Sur le plan intérieur, son règne est marqué par deux périodes. De 1831 à 1840, l'union des partis catholique et libéral fortifie l'indépendance de la Belgique et rôde ses nouvelles institutions. Léopold Ier est favorable à cette politique unioniste et tente de le conserver le plus longtemps possible. A partir de 1840, la lutte entre partis oblige désormais le Roi à choisir des gouvernements issus de la majorité parlementaire et à rester neutre sur le plan politique, ce qui ne lui plaisait pas beaucoup. Lors de la révolution française de 1848 qui chasse son beau-père Louis-Philippe de son trône, la Belgique reste calme et réaffirme sa fidélité à Léopold Ier.

Op binnenlands vlak bestaat zijn bewind uit twee périodes. Van 1831 tot 1840 zal de unie van de katholieke en liberale partijen de onafhankelijkheid van België versterken en de nieuwe instelligen op punt zetten. Leopold I was gewonnen voor deze unionistische politiek en trachtte deze zolang mogelijk in stand te houden. Vanaf 1840 kwam er echter een tweestrijd tussen deze partijen en de Koning werd verplicht te werken met regeringen van parlementaire meerderheden. Hij diende zich ook neutraal op te stellen en dat zinde hem niet. Tijdens de Franse revolutie van 1848 werd zijn schoonvader Louis-Philippe van de troon gestoten,  België bleef echter kalm en herbevestigde zijn getrouwheid aan Koning Leopold I.

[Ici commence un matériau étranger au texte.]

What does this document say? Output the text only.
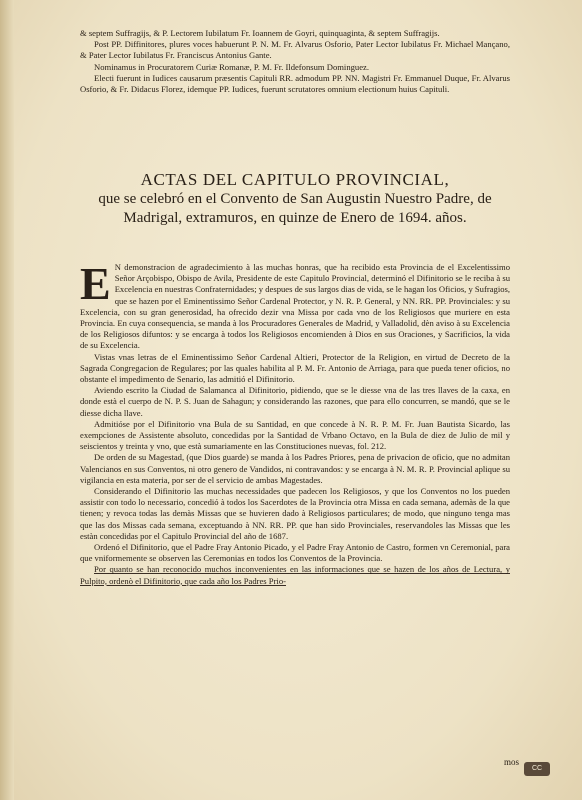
& septem Suffragijs, & P. Lectorem Iubilatum Fr. Ioannem de Goyri, quinquaginta, & septem Suffragijs.

Post PP. Diffinitores, plures voces habuerunt P. N. M. Fr. Alvarus Osforio, Pater Lector Iubilatus Fr. Michael Mançano, & Pater Lector Iubilatus Fr. Franciscus Antonius Gante.

Nominamus in Procuratorem Curiæ Romanæ, P. M. Fr. Ildefonsum Dominguez.

Electi fuerunt in Iudices causarum præsentis Capituli RR. admodum PP. NN. Magistri Fr. Emmanuel Duque, Fr. Alvarus Osforio, & Fr. Didacus Florez, idemque PP. Iudices, fuerunt scrutatores omnium electionum huius Capituli.

ACTAS DEL CAPITULO PROVINCIAL,

que se celebró en el Convento de San Augustin Nuestro Padre, de Madrigal, extramuros, en quinze de Enero de 1694. años.

E N demonstracion de agradecimiento à las muchas honras, que ha recibido esta Provincia de el Excelentissimo Señor Arçobispo, Obispo de Avila, Presidente de este Capitulo Provincial, determinó el Difinitorio se le reciba à su Excelencia en nuestras Confraternidades; y despues de sus largos dias de vida, se le hagan los Oficios, y Sufragios, que se hazen por el Eminentissimo Señor Cardenal Protector, y N. R. P. General, y NN. RR. PP. Provinciales: y su Excelencia, con su gran generosidad, ha ofrecido dezir vna Missa por cada vno de los Religiosos que muriere en esta Provincia. En cuya consequencia, se manda à los Procuradores Generales de Madrid, y Valladolid, dèn aviso à su Excelencia de los Religiosos difuntos: y se encarga à todos los Religiosos encomienden à Dios en sus Oraciones, y Sacrificios, la vida de su Excelencia.

Vistas vnas letras de el Eminentissimo Señor Cardenal Altieri, Protector de la Religion, en virtud de Decreto de la Sagrada Congregacion de Regulares; por las quales habilita al P. M. Fr. Antonio de Arriaga, para que pueda tener oficios, no obstante el impedimento de Senario, las admitió el Difinitorio.

Aviendo escrito la Ciudad de Salamanca al Difinitorio, pidiendo, que se le diesse vna de las tres llaves de la caxa, en donde està el cuerpo de N. P. S. Juan de Sahagun; y considerando las razones, que para ello concurren, se mandó, que se le diesse dicha llave.

Admitióse por el Difinitorio vna Bula de su Santidad, en que concede à N. R. P. M. Fr. Juan Bautista Sicardo, las exempciones de Assistente absoluto, concedidas por la Santidad de Vrbano Octavo, en la Bula de diez de Julio de mil y seiscientos y treinta y vno, que està sumariamente en las Constituciones nuevas, fol. 212.

De orden de su Magestad, (que Dios guarde) se manda à los Padres Priores, pena de privacion de oficio, que no admitan Valencianos en sus Conventos, ni otro genero de Vandidos, ni contravandos: y se encarga à N. M. R. P. Provincial aplique su vigilancia en esta materia, por ser de el servicio de ambas Magestades.

Considerando el Difinitorio las muchas necessidades que padecen los Religiosos, y que los Conventos no los pueden assistir con todo lo necessario, concedió à todos los Sacerdotes de la Provincia otra Missa en cada semana, ademàs de la que tienen; y revoca todas las demàs Missas que se huvieren dado à Religiosos particulares; de modo, que ninguno tenga mas que las dos Missas cada semana, exceptuando à NN. RR. PP. que han sido Provinciales, reservandoles las Missas que les estàn concedidas por el Capitulo Provincial del año de 1687.

Ordenó el Difinitorio, que el Padre Fray Antonio Picado, y el Padre Fray Antonio de Castro, formen vn Ceremonial, para que vniformemente se observen las Ceremonias en todos los Conventos de la Provincia.

Por quanto se han reconocido muchos inconvenientes en las informaciones que se hazen de los años de Lectura, y Pulpito, ordenò el Difinitorio, que cada año los Padres Prio-

mos
CC
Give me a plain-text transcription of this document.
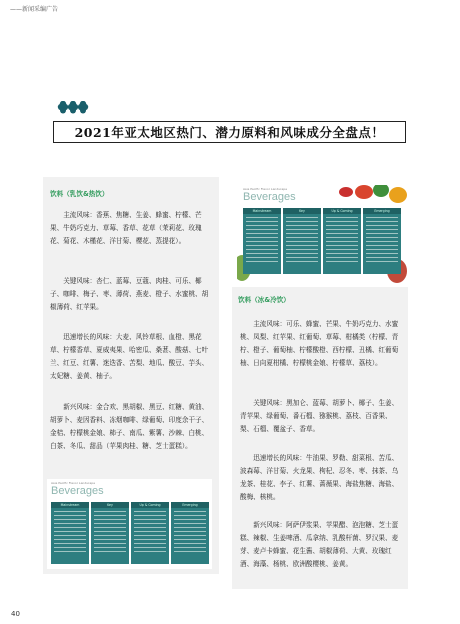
——新闻采编广告
2021年亚太地区热门、潜力原料和风味成分全盘点！
饮料（乳饮&热饮）
主流风味：香蕉、焦糖、生姜、蜂蜜、柠檬、芒果、牛奶巧克力、草莓、香草、花草（茉莉花、玫瑰花、菊花、木槿花、洋甘菊、樱花、蒸提花）。
关键风味：杏仁、蓝莓、豆蔻、肉桂、可乐、椰子、咖啡、梅子、枣、薄荷、燕麦、橙子、水蜜桃、胡椒薄荷、红苹果。
迅速增长的风味：大麦、风铃草根、血橙、黑花草、柠檬香草、夏威夷果、哈密瓜、桑葚、酸菇、七叶兰、红豆、红薯、迷迭香、苦梨、地瓜、酸豆、芋头、太妃糖、姜黄、柚子。
新兴风味：金合欢、黑胡椒、黑豆、红糖、黄油、胡萝卜、麦因香料、冻烟咖啡、绿葡萄、印度余干子、金桔、柠檬桃金娘、柿子、南瓜、紫薯、沙棘、白桃、白茶、冬瓜、甜品（苹果肉桂、糖、芝士蛋糕）。
Asia Pacific Flavor Landscape
Beverages
Mainstream	Key	Up & Coming	Emerging
Asia Pacific Flavor Landscape
Beverages
Mainstream	Key	Up & Coming	Emerging
饮料（冰&冷饮）
主流风味：可乐、蜂蜜、芒果、牛奶巧克力、水蜜桃、凤梨、红苹果、红葡萄、草莓、柑橘类（柠檬、青柠、橙子、葡萄柚、柠檬酸橙、西柠檬、丑橘、红葡萄柚、日向夏柑橘、柠檬桃金娘、柠檬草、荔枝）。
关键风味：黑加仑、蓝莓、胡萝卜、椰子、生姜、青苹果、绿葡萄、番石榴、猕猴桃、荔枝、百香果、梨、石榴、覆盆子、香草。
迅速增长的风味：牛油果、罗勒、甜菜根、苦瓜、波森莓、洋甘菊、火龙果、枸杞、忍冬、枣、抹茶、乌龙茶、桂花、李子、红薯、蔷薇果、海盐焦糖、海盐、酸梅、核桃。
新兴风味：阿萨伊浆果、苹果醋、泡泡糖、芝士蛋糕、辣椒、生姜啤酒、瓜拿纳、乳酸杆菌、罗汉果、麦芽、麦卢卡蜂蜜、花生酱、胡椒薄荷、大黄、玫瑰红酒、海藻、杨桃、欧洲酸樱桃、姜黄。
40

Suite à l'arrivée au pouvoir de Napoléon III en France, il fait moderniser l'armée belge et augmenter les effectifs. Par ailleurs, Léopold Ier est très proche de sa nièce la reine Victoria d'Angleterre qu'il conseille et à qui il écrit de nombreuses lettres. Le mariage politique de son fils le duc de Brabant (futur Léopold II) avec l'archiduchesse Marie-Henriette de Habsbourg en 1853 nous assure le soutien de l'empire austro-hongrois.

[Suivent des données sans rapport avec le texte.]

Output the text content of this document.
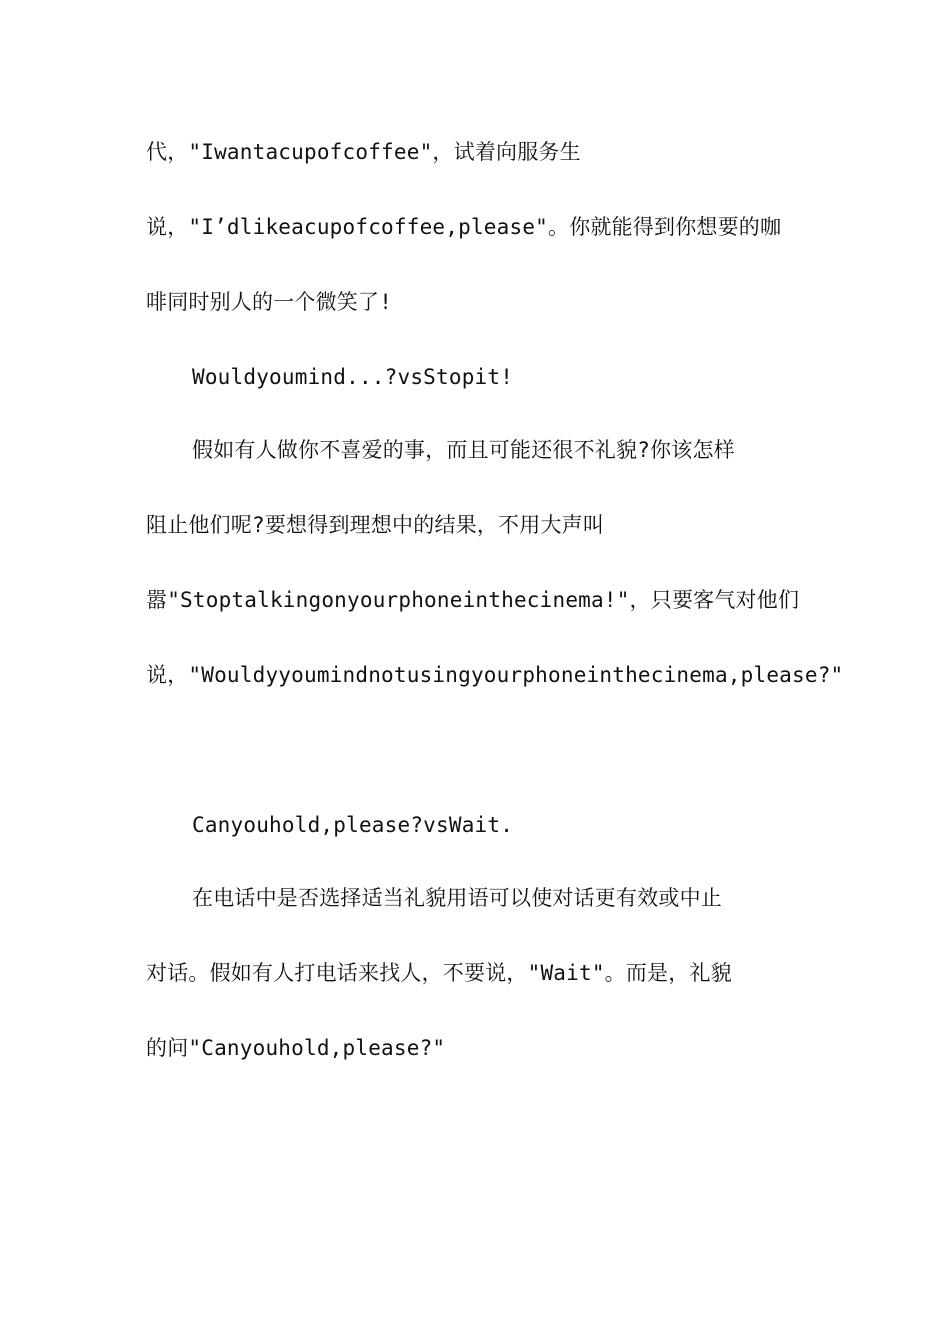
代，"Iwantacupofcoffee"，试着向服务生
说，"I’dlikeacupofcoffee,please"。你就能得到你想要的咖
啡同时别人的一个微笑了!
Wouldyoumind...?vsStopit!
假如有人做你不喜爱的事，而且可能还很不礼貌?你该怎样
阻止他们呢?要想得到理想中的结果，不用大声叫
嚣"Stoptalkingonyourphoneinthecinema!"，只要客气对他们
说，"Wouldyyoumindnotusingyourphoneinthecinema,please?"
Canyouhold,please?vsWait.
在电话中是否选择适当礼貌用语可以使对话更有效或中止
对话。假如有人打电话来找人，不要说，"Wait"。而是，礼貌
的问"Canyouhold,please?"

Als gevolg op de komst van Napoleon III in Frankrijk, werd het Belgische leger gemoderniseerd en liet hij het aantal manschappen verhogen. Leopold I stond zeer dicht bij zijn nicht Koningin Victoria van Engeland die hem raad gaf en talrijke brieven schreef.  Het politiek huwelijk tussen zijn zoon, de hertog van Brabant (later Leopold II) met aartshertogin Marie-Henriette van Habsburg in 1853, verzekerde ons van de steun van het Oostenrijks-Hongaars keizerrijk.

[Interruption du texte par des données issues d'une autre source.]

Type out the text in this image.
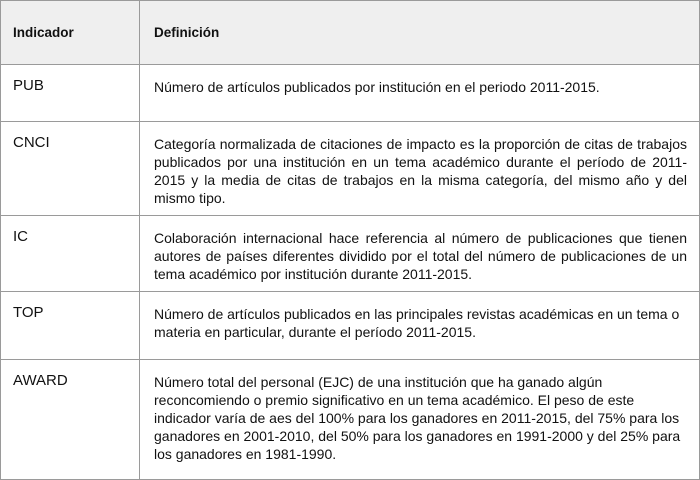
Indicador	Definición
PUB	Número de artículos publicados por institución en el periodo 2011-2015.
CNCI	Categoría normalizada de citaciones de impacto es la proporción de citas de trabajos publicados por una institución en un tema académico durante el período de 2011-2015 y la media de citas de trabajos en la misma categoría, del mismo año y del mismo tipo.
IC	Colaboración internacional hace referencia al número de publicaciones que tienen autores de países diferentes dividido por el total del número de publicaciones de un tema académico por institución durante 2011-2015.
TOP	Número de artículos publicados en las principales revistas académicas en un tema o materia en particular, durante el período 2011-2015.
AWARD	Número total del personal (EJC) de una institución que ha ganado algún reconcomiendo o premio significativo en un tema académico. El peso de este indicador varía de aes del 100% para los ganadores en 2011-2015, del 75% para los ganadores en 2001-2010, del 50% para los ganadores en 1991-2000 y del 25% para los ganadores en 1981-1990.
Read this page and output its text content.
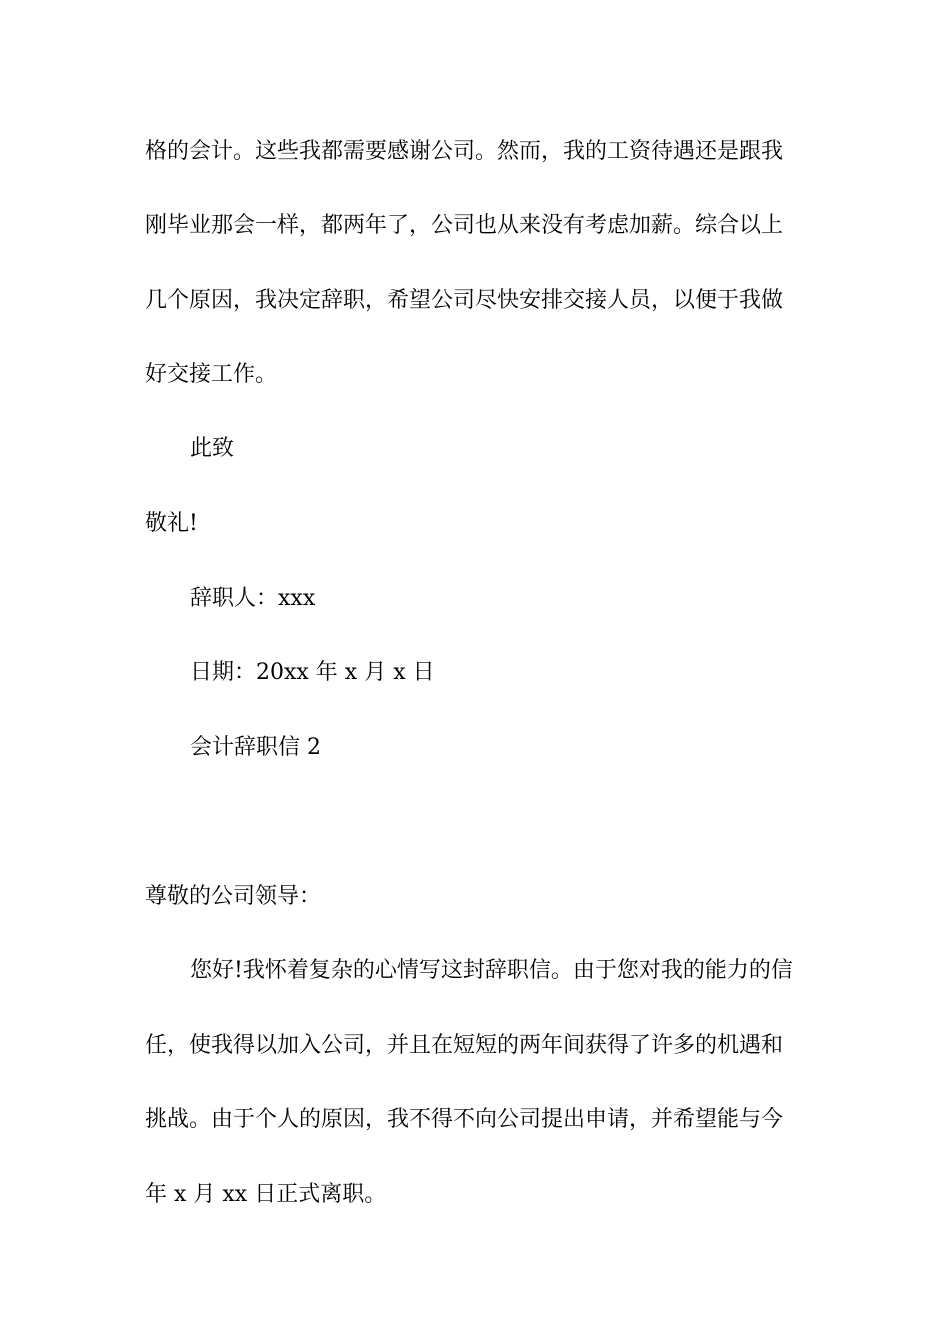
格的会计。这些我都需要感谢公司。然而，我的工资待遇还是跟我
刚毕业那会一样，都两年了，公司也从来没有考虑加薪。综合以上
几个原因，我决定辞职，希望公司尽快安排交接人员，以便于我做
好交接工作。
此致
敬礼!
辞职人：xxx
日期：20xx 年 x 月 x 日
会计辞职信 2
尊敬的公司领导：
您好!我怀着复杂的心情写这封辞职信。由于您对我的能力的信
任，使我得以加入公司，并且在短短的两年间获得了许多的机遇和
挑战。由于个人的原因，我不得不向公司提出申请，并希望能与今
年 x 月 xx 日正式离职。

Après plusieurs années de maladie, Léopold Ier décède en 1865 en ayant accompli son devoir : il a veillé pendant plus de trente ans sur la jeune démocratie belge, a habilement défendu notre indépendance auprès des grandes puissances et a assuré l'avenir de la dynastie. Il repose dans la crypte de l'église Notre-Dame de Laeken.

Na verschillende jaren ziek te zijn,  overleed Koning Leopold I in 1865,  nadat hij zijn taak had volbracht :  hij waakte meer dan 30 jaar over de jong belgische democratie,  hij heeft op handige wijze ons grondgebied verdedigd tegen de grootmachen en hij verzekerde de toekomst van de dynastie.  Hij ligt begraven in de crypte van de Onze-Lieve-Vrouw Kerk te Laken.